為甚麼當代的哲學家要大費周章為道德要求設下底線?這個問題,可以從今天全球的饑荒及貧窮問題談起:根據聯合國兒童基金會在 2018 年的資料,全球持續有三份一人口營養不良,每年有超過四成(約 310 萬名)五歲以下的孩童因此失去性命。在 2015 年,估計單在也門,已有八萬五千名兒童死於饑餓,亦有逾一千四百萬人面臨饑荒。這些事實可以構成一個道德難題:在全球化的年代,生活在富裕地區的人,只消在手機上按幾下,就可以完成捐款,即使是少至幾十美元的幫助,都可以舒緩部份災民的燃眉之急。為甚麼我們很多人都沒有做呢?這樣在道德上能說得過去麼?

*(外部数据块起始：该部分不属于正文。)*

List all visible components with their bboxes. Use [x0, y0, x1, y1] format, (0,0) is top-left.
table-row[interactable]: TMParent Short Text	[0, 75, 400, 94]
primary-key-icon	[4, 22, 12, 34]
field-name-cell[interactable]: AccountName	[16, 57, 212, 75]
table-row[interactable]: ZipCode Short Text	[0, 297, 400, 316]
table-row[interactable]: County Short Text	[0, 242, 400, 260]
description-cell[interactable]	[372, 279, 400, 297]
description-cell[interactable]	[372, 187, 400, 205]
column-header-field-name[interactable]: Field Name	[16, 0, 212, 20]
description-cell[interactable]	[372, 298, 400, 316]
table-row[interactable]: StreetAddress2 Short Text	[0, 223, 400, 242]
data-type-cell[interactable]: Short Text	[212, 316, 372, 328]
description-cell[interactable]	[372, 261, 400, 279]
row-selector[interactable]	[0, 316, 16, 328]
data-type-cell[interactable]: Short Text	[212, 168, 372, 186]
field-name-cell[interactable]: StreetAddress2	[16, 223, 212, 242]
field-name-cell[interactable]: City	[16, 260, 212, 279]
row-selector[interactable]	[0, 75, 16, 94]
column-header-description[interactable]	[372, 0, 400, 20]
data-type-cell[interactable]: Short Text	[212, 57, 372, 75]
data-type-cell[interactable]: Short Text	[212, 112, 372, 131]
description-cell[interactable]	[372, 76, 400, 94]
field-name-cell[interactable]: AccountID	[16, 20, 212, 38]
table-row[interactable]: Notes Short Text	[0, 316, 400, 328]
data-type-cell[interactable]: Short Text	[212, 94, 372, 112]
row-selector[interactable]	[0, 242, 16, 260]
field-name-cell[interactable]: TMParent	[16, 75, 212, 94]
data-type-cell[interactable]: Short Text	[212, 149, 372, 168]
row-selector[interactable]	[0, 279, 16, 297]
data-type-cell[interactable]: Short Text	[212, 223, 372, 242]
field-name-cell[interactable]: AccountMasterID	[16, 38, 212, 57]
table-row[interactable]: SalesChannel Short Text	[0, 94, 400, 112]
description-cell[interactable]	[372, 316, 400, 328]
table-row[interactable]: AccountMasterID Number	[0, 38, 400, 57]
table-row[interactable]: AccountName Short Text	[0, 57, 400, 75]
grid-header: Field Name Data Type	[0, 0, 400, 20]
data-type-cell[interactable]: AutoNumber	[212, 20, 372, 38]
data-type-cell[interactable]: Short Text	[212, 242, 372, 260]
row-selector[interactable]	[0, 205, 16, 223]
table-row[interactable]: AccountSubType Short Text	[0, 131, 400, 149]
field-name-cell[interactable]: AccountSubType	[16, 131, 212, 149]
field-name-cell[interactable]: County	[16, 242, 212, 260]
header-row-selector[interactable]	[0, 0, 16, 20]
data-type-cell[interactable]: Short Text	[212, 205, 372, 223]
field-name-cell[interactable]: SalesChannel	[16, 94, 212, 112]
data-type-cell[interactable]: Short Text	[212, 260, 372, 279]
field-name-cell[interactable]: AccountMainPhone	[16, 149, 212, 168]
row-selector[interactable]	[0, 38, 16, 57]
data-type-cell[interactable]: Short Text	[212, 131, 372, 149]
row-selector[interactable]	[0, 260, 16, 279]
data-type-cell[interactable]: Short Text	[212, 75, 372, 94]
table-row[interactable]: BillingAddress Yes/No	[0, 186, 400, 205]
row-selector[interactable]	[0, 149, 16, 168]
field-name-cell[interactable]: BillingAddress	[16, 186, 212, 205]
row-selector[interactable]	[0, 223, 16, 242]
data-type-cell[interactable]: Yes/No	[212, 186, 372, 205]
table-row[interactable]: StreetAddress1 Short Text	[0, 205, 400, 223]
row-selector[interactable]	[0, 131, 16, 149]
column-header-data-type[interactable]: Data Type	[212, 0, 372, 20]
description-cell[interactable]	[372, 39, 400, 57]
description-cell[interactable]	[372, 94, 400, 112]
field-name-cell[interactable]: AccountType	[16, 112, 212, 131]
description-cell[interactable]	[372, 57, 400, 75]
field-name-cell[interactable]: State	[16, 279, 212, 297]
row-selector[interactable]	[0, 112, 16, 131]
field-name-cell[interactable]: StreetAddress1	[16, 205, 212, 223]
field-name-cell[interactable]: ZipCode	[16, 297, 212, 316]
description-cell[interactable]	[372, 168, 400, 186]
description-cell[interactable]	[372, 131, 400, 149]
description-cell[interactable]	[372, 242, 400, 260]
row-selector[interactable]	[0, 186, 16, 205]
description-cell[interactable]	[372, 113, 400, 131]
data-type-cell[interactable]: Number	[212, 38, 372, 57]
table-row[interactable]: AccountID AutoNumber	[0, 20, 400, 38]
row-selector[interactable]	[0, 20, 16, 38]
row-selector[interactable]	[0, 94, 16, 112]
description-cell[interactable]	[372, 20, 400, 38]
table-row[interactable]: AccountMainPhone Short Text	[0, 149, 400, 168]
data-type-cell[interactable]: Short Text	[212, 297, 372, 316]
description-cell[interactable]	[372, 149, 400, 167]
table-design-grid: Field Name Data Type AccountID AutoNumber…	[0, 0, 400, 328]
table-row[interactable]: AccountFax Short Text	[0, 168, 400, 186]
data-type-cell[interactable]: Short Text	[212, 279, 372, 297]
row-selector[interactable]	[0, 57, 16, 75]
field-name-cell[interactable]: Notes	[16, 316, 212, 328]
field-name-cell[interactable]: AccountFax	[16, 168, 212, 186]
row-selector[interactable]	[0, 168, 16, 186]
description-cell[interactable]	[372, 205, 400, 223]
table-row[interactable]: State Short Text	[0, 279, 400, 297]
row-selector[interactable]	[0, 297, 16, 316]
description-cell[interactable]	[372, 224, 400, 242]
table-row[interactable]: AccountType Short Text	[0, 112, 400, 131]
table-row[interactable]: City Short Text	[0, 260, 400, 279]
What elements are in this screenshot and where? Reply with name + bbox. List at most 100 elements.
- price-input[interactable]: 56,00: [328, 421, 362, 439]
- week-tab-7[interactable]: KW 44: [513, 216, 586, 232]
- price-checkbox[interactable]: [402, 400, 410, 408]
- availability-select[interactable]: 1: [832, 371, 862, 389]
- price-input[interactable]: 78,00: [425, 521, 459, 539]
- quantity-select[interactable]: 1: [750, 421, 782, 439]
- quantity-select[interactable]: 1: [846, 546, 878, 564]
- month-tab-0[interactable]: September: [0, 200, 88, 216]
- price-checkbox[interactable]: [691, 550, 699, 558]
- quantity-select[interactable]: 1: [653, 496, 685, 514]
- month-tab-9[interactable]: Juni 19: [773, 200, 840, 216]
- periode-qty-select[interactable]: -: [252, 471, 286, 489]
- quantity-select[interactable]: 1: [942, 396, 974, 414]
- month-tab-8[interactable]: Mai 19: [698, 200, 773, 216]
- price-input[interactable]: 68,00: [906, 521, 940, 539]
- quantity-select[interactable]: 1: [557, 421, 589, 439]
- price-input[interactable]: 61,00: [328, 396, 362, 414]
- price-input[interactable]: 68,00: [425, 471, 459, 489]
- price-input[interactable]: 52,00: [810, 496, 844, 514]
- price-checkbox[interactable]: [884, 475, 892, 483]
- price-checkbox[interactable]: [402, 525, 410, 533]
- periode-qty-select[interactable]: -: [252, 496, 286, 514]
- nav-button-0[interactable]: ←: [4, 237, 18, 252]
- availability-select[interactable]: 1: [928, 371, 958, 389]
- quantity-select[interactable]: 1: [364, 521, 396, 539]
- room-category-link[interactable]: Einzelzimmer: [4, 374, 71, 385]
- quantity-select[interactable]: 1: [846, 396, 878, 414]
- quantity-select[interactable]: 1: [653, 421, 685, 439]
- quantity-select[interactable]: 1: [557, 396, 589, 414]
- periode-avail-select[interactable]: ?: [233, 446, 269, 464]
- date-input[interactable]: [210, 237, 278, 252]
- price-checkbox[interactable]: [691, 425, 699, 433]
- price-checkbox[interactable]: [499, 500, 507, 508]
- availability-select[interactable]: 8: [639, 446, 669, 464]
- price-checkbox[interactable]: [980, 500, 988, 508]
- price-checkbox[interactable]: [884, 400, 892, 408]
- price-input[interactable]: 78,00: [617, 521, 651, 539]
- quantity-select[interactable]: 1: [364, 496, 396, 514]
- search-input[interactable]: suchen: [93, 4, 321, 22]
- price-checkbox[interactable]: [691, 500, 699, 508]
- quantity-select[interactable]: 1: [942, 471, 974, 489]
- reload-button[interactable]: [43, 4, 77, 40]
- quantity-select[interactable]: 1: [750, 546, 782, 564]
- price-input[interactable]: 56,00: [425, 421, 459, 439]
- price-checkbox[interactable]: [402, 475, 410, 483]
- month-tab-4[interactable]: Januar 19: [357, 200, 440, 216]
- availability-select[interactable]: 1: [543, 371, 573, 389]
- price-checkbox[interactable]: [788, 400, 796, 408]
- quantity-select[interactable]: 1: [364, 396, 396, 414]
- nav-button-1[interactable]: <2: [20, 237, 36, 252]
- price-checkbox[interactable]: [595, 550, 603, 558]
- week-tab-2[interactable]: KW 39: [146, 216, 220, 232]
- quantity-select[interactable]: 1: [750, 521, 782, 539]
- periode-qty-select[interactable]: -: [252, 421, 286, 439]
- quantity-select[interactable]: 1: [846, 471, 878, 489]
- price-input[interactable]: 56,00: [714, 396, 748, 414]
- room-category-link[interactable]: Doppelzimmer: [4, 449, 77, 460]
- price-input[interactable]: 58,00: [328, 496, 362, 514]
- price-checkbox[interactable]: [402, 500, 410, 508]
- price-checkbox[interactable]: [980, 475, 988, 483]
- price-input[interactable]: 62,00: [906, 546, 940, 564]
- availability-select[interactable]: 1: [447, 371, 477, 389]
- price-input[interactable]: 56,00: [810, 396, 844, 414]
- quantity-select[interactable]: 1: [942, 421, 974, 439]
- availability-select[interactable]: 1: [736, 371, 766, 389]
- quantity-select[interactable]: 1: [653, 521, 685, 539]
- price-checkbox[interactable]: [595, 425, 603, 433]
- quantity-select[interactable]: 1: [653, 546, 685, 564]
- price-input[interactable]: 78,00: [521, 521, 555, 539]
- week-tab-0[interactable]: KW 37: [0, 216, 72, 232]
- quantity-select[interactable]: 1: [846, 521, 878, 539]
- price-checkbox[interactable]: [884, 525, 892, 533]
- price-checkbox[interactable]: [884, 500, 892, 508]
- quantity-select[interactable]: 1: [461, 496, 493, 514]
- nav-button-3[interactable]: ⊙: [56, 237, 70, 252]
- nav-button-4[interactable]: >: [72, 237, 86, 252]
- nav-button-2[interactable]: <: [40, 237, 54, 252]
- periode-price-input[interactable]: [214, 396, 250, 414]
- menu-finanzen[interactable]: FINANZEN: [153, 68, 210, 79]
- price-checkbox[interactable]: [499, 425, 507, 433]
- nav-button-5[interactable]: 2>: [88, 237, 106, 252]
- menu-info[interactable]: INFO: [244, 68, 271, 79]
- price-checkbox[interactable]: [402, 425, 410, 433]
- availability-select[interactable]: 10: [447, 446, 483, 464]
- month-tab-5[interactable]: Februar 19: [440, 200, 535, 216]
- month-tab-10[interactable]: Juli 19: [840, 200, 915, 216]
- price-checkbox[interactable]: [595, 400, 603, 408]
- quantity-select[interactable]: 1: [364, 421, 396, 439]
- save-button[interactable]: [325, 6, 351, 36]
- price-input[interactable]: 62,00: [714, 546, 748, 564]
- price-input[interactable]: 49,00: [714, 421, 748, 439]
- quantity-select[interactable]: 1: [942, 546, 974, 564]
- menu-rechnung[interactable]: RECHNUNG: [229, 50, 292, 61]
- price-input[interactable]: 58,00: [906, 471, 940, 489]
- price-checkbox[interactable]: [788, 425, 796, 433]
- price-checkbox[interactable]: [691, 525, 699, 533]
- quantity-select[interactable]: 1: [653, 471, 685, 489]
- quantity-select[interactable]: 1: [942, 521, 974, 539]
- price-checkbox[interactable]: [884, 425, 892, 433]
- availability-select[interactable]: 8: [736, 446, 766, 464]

毫無疑問,饑荒問題涉及其他的一些考慮,例如某些慈善團體 (例如樂施會、宣明會等等) 怎樣分配善款、個別善款的使用情況如何、捐款是否最有效的消除貧窮辦法等等 (有時這些捐款甚至變相令相關地區的貪污惡化,亦導致地方政府的施政怠墮,見 Moyo 2009)。上述的考慮有部份是實務性的,也有些是假設性的,它們雖然影響著我們的捐款動機,卻不能抹殺一些基本論點的有效性。有關這些論點,辛格早在1972年一篇談論饑荒問題的文章有清楚的闡述:第一、雖然生活在富裕地區的人與需要援助的災民有地埋上的距離, 但在全球化資訊與物流暢通的前提下,這毫不影響兩者間存在直接的道德連繫。第二、 回應災民的需要,並不是額外的善舉,而是人基本責任的一部份;很明顯,假如存在有效的賑災方式,而我們長期置之不理,這已不是能不能愛人如己的問題,而是見死不救了。
這種道德責任的理念,不僅可以在效益主義中找到,也可以在任何合理的道德理論或美德倫理規範中找到。在此,我們的問題並不是該不該犧牲一己的利益援助遠方的災民,而是該犧牲到怎樣的程度。假如輕而易舉就可以救人於水火,這的確是責無旁貸的,問題是這種行為要循環做多少次,我們才不算是冷酷無情的人?葛里芬提出以維持日常生活秩序作為道德底線,這準則其實可包容一些相對嚴格的犧牲比例(例如捐出收入的十分之一作慈善用途)。對於這類準則的細節要求如何,我不擬在此探討,但有一點葛氏不會反對的, 就是富裕階層的某些生活習慣(例如駕駛名車、使用私人飛機、吃喝奢華等),即使可以名之為他們的「日常」,亦不會屬於葛氏所辯護的範疇了。
其實,時移世易,從上世紀七十年代到今天,人類文明所面對的挑戰比之前更嚴峻,我們生活的各個面向幾乎都有改弦易轍的必要:
我們穿著的廉價快速成衣 (fast fashion) 、使用的手機及平板電腦,不但棄置後污染環境,其生產過程亦往往對第三世界(例如孟加拉、越南、中國等)的工人造成剝削。
超級市場裡面超過一半的產品,包括各類衛生用品(肥皂、梘液)、清潔用品、化妝品、蛋糕糖果、快熟麵等,均含有棕櫚油,為了種植棕櫚樹,印尼、馬來西亞以及其他國家大幅坎伐森林,導致大量動物和昆蟲瀕臨絕種(印尼和馬來西亞的棕櫚油產量佔了全球產量的百分之八十五以上)。
幾十年來,人類生產了 83 億立方噸塑膠,只有百分之九被回收,其餘全部變為垃圾,不斷污染海洋,破壞大自然。目前,全球每年生產三億立方噸塑膠,當中有一半是用完即棄的,包括五萬億個膠袋(每年增幅不斷上升),當中的回收率少於百分之一。
全球雞蛋和肉類的生產有百分之九十九來自集約農場 (factory farm) ,這些牲畜的甲烷排放量佔全球總排放量的三成七, 其一氧化二氮 (nitrous oxide) 排放量佔整體的六成五; 而甲烷對全球暖化的影響是二氧化碳的 20 倍; 一氧化二氮對全球暖化的影響是二氧化碳的 300 倍。另外, 這些農場以粗暴的方式飼養牲畜(其實只是將之視為商品的原材料), 相關的動物由生至死皆如處身酷刑之中, 這方面的倫理問題可謂罄竹難書了。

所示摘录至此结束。